Arzt-Diagnose: Besser eine zweite Meinung hören
In einigen Fällen ist eine zweite Arzt-Diagnose sinnvoll. So kann man riskante Behandlungen vermeiden.
Bielefeld. Das Gefühl kennen viele Patienten: Das Gespräch mit dem Arzt hat sie verunsichert - weil die vorgeschlagene Behandlung riskant ist, von der gesetzlichen Krankenkasse nicht bezahlt wird oder weil die Diagnose das ganze Leben verändert. Viele Menschen wollen in solch einem Fall die Meinung eines zweiten Arztes hören.
Judith Storf ist seit vielen Jahren Beraterin bei der Unabhängigen Patientenberatung in Bielefeld. Sie erlebt häufig, dass Patienten sich vom ersten Arzt noch nicht richtig über Therapiemöglichkeiten aufgeklärt fühlen oder die Diagnose überprüfen lassen wollen. Manchmal berichteten Patienten auch, dass der Arzt selbst ihnen zum Einholen einer Zweitmeinung geraten habe.
Auch die Bundesärztekammer befürwortet grundsätzlich das Prinzip der zweiten Meinung. "Wenn man sich beispielsweise bei Geldanlagen schon zwei- oder sogar dreimal beraten lässt, dann sollte man, wenn es um die eigene Gesundheit geht, das erst recht tun", sagt Ärztepräsident Jörg-Dietrich Hoppe.
Vor allem bei Diagnosen, die für das weitere Leben große Bedeutung haben, sei die Zweitmeinung angebracht: nicht nur bei Tumoren, sondern auch bei degenerativen Erkrankungen - also solchen, die die eigene Entscheidungsfähigkeit beeinträchtigen können.
"Ein Arzt, der beleidigt ist, wenn er mit einer Zweitmeinung konfrontiert wird, sollte sich noch einmal gut überlegen, warum er Arzt ist", sagt Hoppe.

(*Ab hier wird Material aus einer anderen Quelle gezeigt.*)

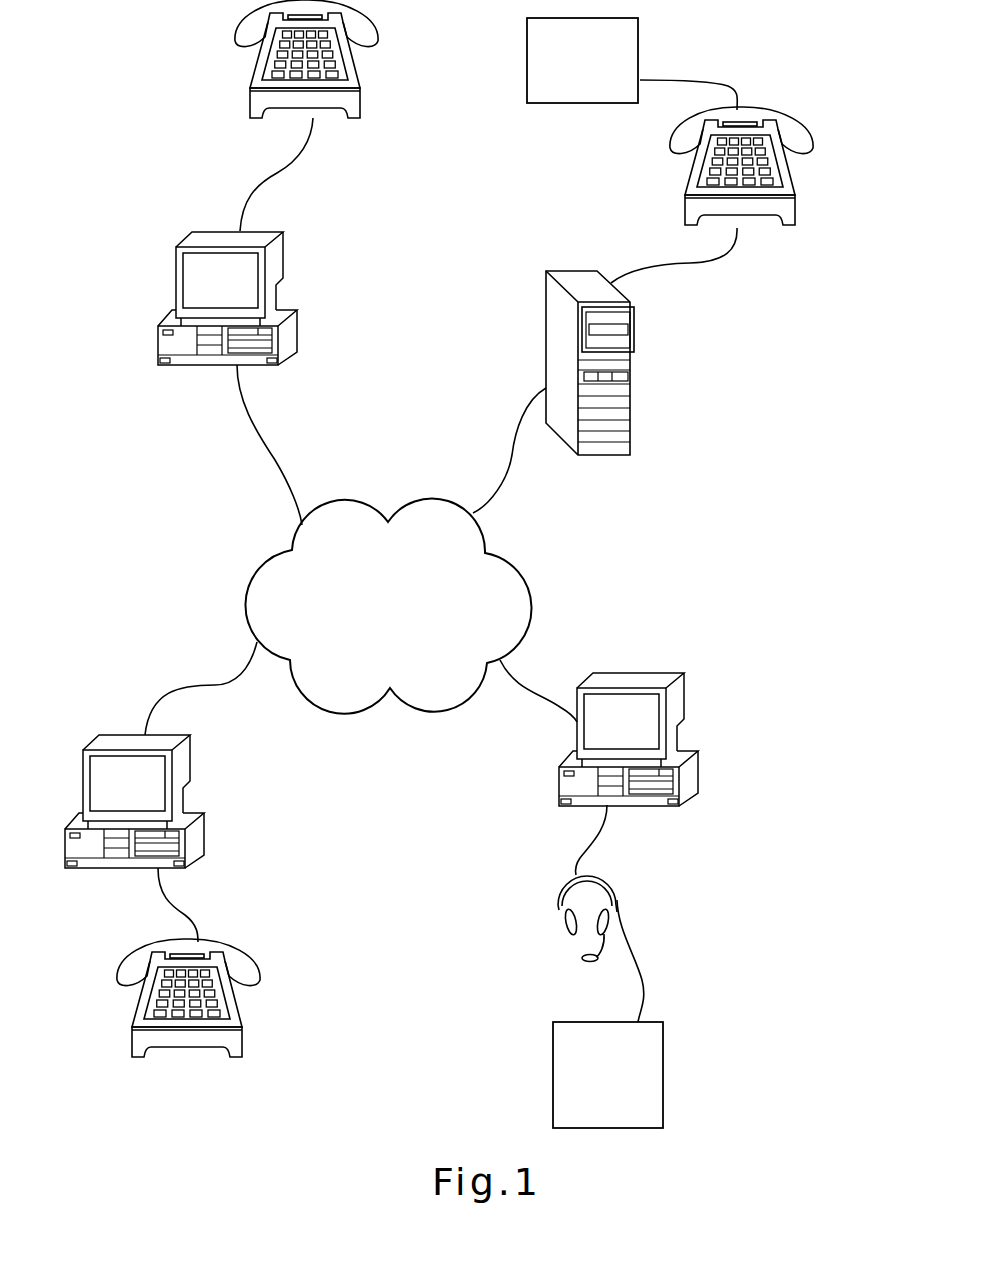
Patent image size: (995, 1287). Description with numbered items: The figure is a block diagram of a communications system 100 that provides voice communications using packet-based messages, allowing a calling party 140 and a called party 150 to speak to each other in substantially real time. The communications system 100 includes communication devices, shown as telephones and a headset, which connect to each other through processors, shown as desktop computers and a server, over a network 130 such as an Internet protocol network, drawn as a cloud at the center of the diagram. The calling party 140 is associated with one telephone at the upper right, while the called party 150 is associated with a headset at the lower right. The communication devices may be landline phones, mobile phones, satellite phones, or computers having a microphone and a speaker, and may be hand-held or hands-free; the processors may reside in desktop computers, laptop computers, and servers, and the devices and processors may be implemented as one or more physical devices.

The communications system 100 is at (166, 180).
The network 130 is at (333, 710).
The calling party 140 is at (640, 57).
The called party 150 is at (664, 1041).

Patienten müssen sich daher nicht scheuen, eine zweite Meinung einzuholen. Am besten sagen sie ihrem Arzt, dass sie gerne - ohne das Vertrauen oder seine Kompetenz in Zweifel zu ziehen - eine zweite Meinung hören möchten.
Patientenberaterin Storf schlägt vor, das Anliegen positiv zu formulieren: "Toll, dass Sie das alles herausbekommen haben. Aber ich bin ein bisschen unsicher und habe noch Angst. Deswegen würde ich gerne einen Kollegen aufsuchen."
Die sogenannte Patienten-Dokumentation, also alles, was der Arzt aufschreibt, gehört auch dem Arzt - zumindest die Originale. Aber der Patient hat laut einer Entscheidung des Bundesgerichtshofs ein Recht darauf, diese Dokumentation als Fotokopie zu bekommen.
Bei Röntgenbildern sei es schon schwieriger, schränkt Dörte Elß von der Verbraucherzentrale Berlin ein: Nach der Röntgenverordnung muss jeder Arzt die Bilder für zehn Jahre behalten. Wenn er die Originale nicht herausgibt, könnten die Patienten bitten, die Bilder gegen Quittung zu leihen. "Ansonsten haben Sie auf jeden Fall Anspruch auf eine Kopie - die müssen Sie allerdings selber zahlen."
Von Suchmaschinen im Internet, die einen zweiten Arzt ausspucken sollen, rät Judith Storf ab: "Die Qualität und Seriosität dieser Maschinen tendieren gegen Null."
Besser sei eine unabhängige Beratung in der Region. "Die hat den Vorteil, dass sie einen guten Überblick über das Ärzteangebot hat. Und auch wenn sie keinen Arzt empfehlen kann, kann sie doch mehrere Varianten aufzeigen." Wer unsicher ist, kann sich auch an seine Krankenkasse wenden. Viele Kassen bieten Hilfe durch Spezialisten in Hotlines oder Sprechstunden an.
In diesem Fall hilft nur eins: zu überlegen, was für die eigenen Interessen vernünftiger erscheint. Hat vielleicht ein Arzt ein finanzielles Interesse an einer bestimmten Behandlungsmethode? Gibt es für diesen Fall medizinisch anerkannte Standardbehandlungen? Und dann heißt es: entscheiden.
"Das ist die Kehrseite des mündigen Patienten", sagt Verbraucherschützerin Elß. "Wenn Sie alle Informationen beisammen haben, müssen Sie Ihre Entscheidung treffen." Nur aus Pflichtgefühl dem einen Arzt gegenüber zu handeln, ist hierbei nicht ratsam.